- June 3, 2013
- Posted by: Dave Kurlan
- Category: Understanding the Sales Force
The Pipeline, The Funnel and the Inaccurate Forecast – It gets a bit scary when people who are experts in one thing write about another. Today’s example was sent to me by OMG partner Mike Shannon. He sent along a recent BtoBonline.com post by Jeff Perkins. Jeff suggests that the sales funnel is a thing of the past, but his examples, and therefore reasons, are way off base. He seems confused about what the sales pipeline or funnel is supposed to do for us.
His examples are that people change their minds about what they will buy and/or take varying amounts of time to become customers.
But pipeline isn’t about the what or the how long; it’s all about traction, movement, the if and the when. The funnel or pipeline shows prospects moving from stage to stage in the sales process whether they are buying one or ten, spending $10K or $100K, or buying in 2 days, 2 weeks, 2 months or 2 years.
Many sales leaders are confused about the pipeline. After all, the single biggest complaint I hear is the one about inaccurate forecasts followed closely by delayed closings. The pipeline should be the single most accurate predictor of future revenue. If your pipeline is not providing you with that information, something is wrong with either your process, your stages, your criteria, your CRM, or your people. And don’t rule out yourself on this one. Many leaders have simply given up! You must fix it. The pipeline should also be a powerful coaching tool. Is yours?
The Termination, The Cake and the Celebration – I was called into a conference room last week where I found my team waiting for me with a cake. I asked if we were celebrating our big month, but was told that we were celebrating the one-year anniversary of a firing!

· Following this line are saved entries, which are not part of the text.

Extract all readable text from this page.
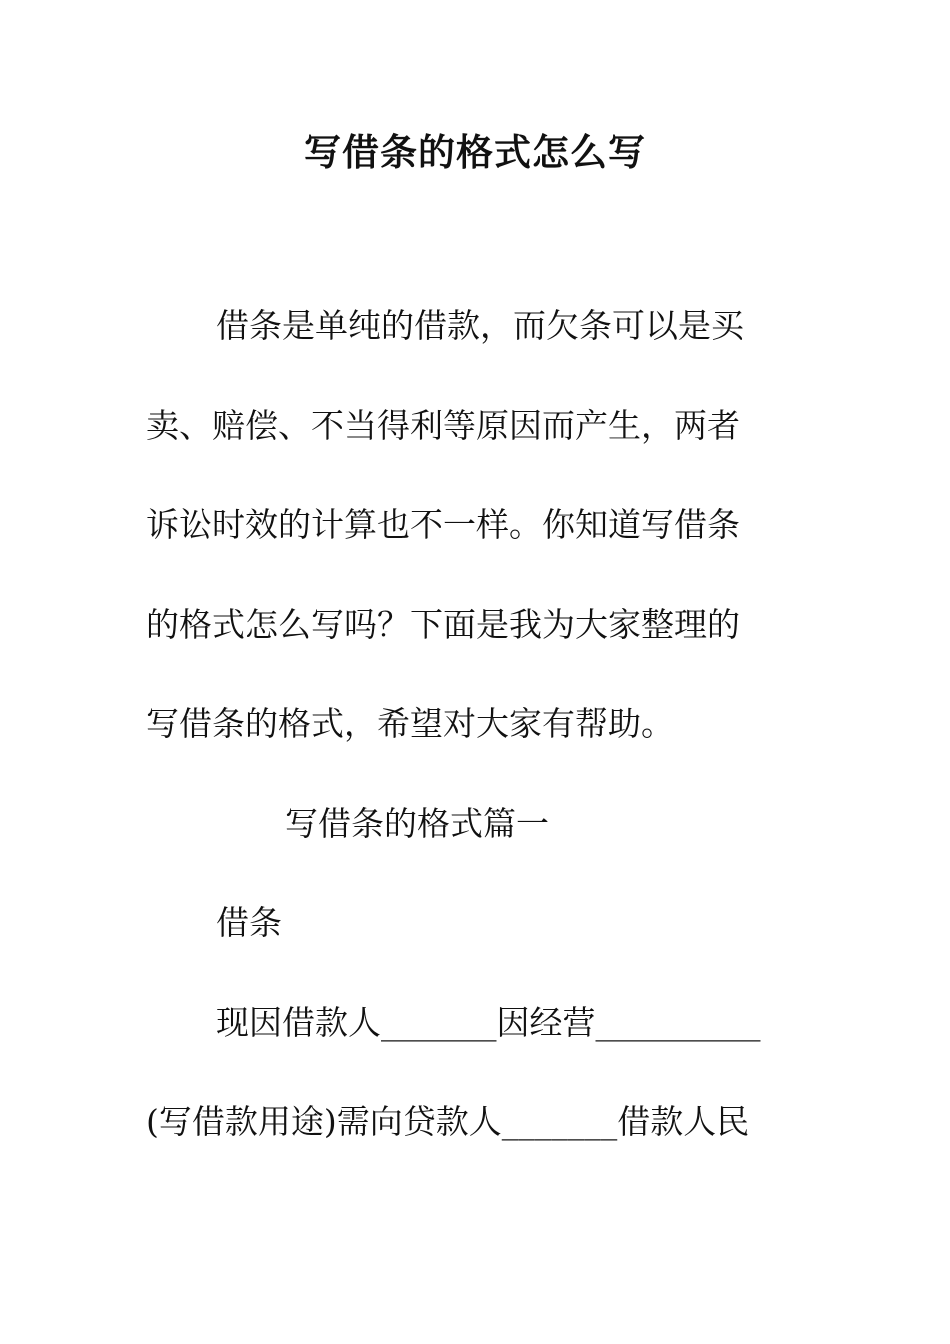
写借条的格式怎么写
借条是单纯的借款，而欠条可以是买
卖、赔偿、不当得利等原因而产生，两者
诉讼时效的计算也不一样。你知道写借条
的格式怎么写吗？下面是我为大家整理的
写借条的格式，希望对大家有帮助。
写借条的格式篇一
借条
现因借款人_______因经营__________
(写借款用途)需向贷款人_______借款人民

That particular firing was a huge milestone and it allowed us to build a better team, a better product and a better company. Sales leaders often fear, delay and sometimes refuse to put termination on the table. We hear things like, “You need to know that we aren’t getting rid of anyone.” in the same conversation as “Our numbers are unacceptable.” More importantly, sales leaders often worry that terminations will be viewed as a negative or demotivate the team when, in reality, the opposite is usually true. Wouldn’t a cake and celebration by the remaining and new team members be a good indication of that?